The UNRWA coordinates humanitarian aid for Gaza and is a major employer of some 13,000 people in the Strip, most of them Palestinians. They range from teachers in schools run by the agency to doctors and other medical staff.

The agency says it has fired the workers accused of involvement in the 7 October attack, which killed 1,200 people are triggered Israel’s ground offensive into Gaza. The allegations are still under investigation, with the US saying 12 UN workers are suspected of involvement.

Philippe Lazzarini, the head of UNRWA, said most of Gaza’s 2 million population rely heavily on the agency’s work for their survival.

He criticised the countries for suspending aid, saying it amounted to “collective punishment” for the whole of Gaza and left the agency’s operations on the brink of collapse.

Israeli officials have frequently accused UNRWA of allowing anti-Israeli incitement.

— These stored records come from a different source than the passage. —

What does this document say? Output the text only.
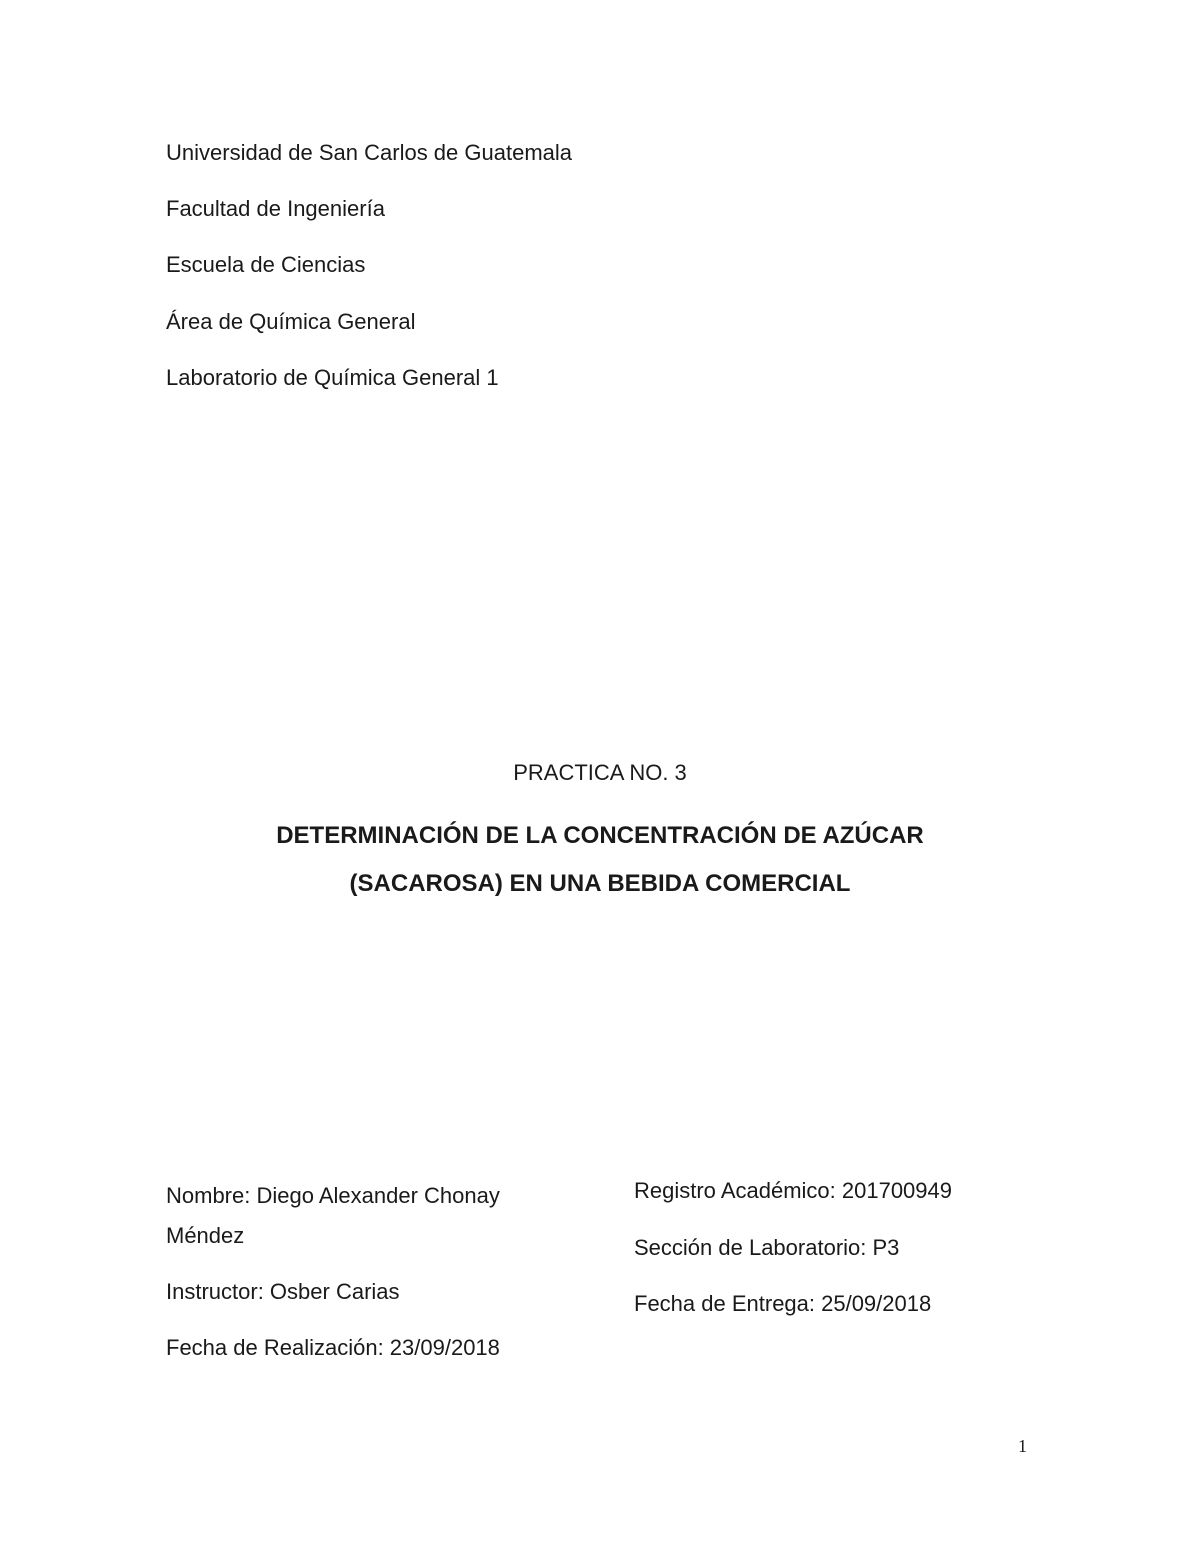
Universidad de San Carlos de Guatemala
Facultad de Ingeniería
Escuela de Ciencias
Área de Química General
Laboratorio de Química General 1
PRACTICA NO. 3
DETERMINACIÓN DE LA CONCENTRACIÓN DE AZÚCAR
(SACAROSA) EN UNA BEBIDA COMERCIAL
Nombre: Diego Alexander Chonay Méndez
Instructor: Osber Carias
Fecha de Realización: 23/09/2018
Registro Académico: 201700949
Sección de Laboratorio: P3
Fecha de Entrega: 25/09/2018
1
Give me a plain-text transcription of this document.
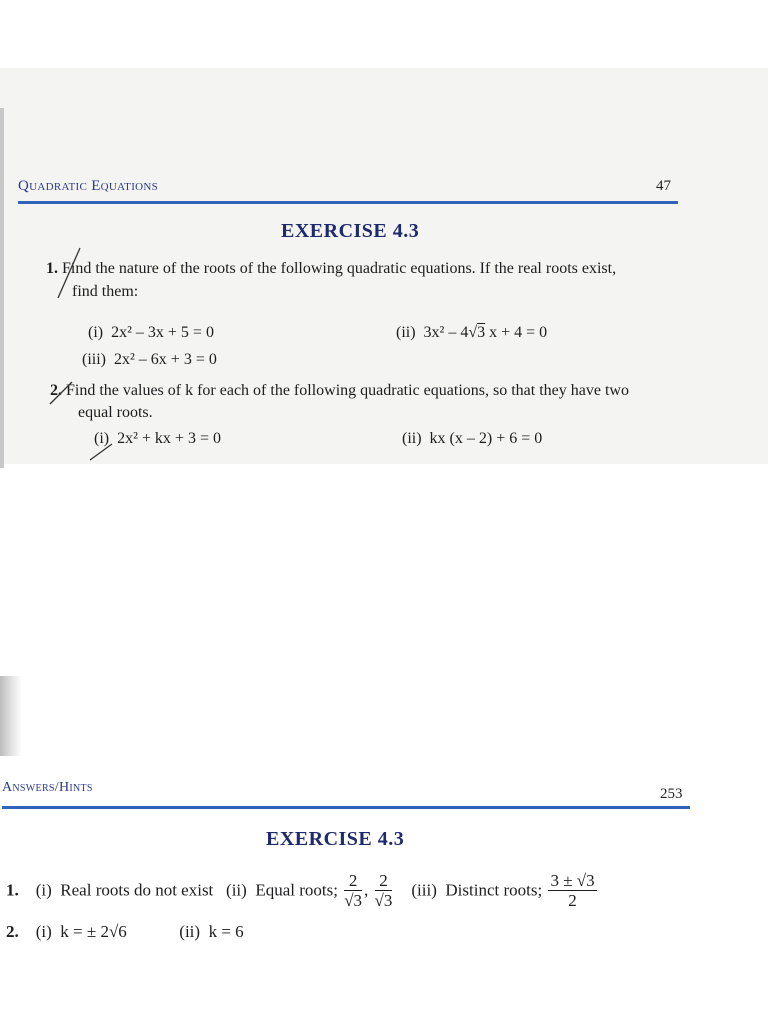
Quadratic Equations	47
EXERCISE 4.3
1. Find the nature of the roots of the following quadratic equations. If the real roots exist,
find them:
(i) 2x² – 3x + 5 = 0	(ii) 3x² – 4√3 x + 4 = 0
(iii) 2x² – 6x + 3 = 0
2. Find the values of k for each of the following quadratic equations, so that they have two
equal roots.
(i) 2x² + kx + 3 = 0	(ii) kx (x – 2) + 6 = 0
Answers/Hints	253
EXERCISE 4.3
1. (i) Real roots do not exist (ii) Equal roots; $\frac{2}{√3}$ , $\frac{2}{√3} (iii)$ Distinct roots; $\frac{3 \pm √3}{2}$
2. (i) k = ± 2√6	(ii) k = 6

The Trump administration suspended funding to the agency in 2018, but it was restored by Joe Biden.

“The abhorrent alleged acts of these staff members must have consequences. But the tens of thousands of men and women who work for UNRWA, many in some of the most dangerous situations for humanitarian workers, should not be penalised,” UNRWA commissioner-general Philippe Lazzarini said.

“The dire needs of the desperate populations they serve must be met.”

UN secretary-general Antonio Guterres also appealed to the countries that suspended funding to the UN agency to reconsider their decisions.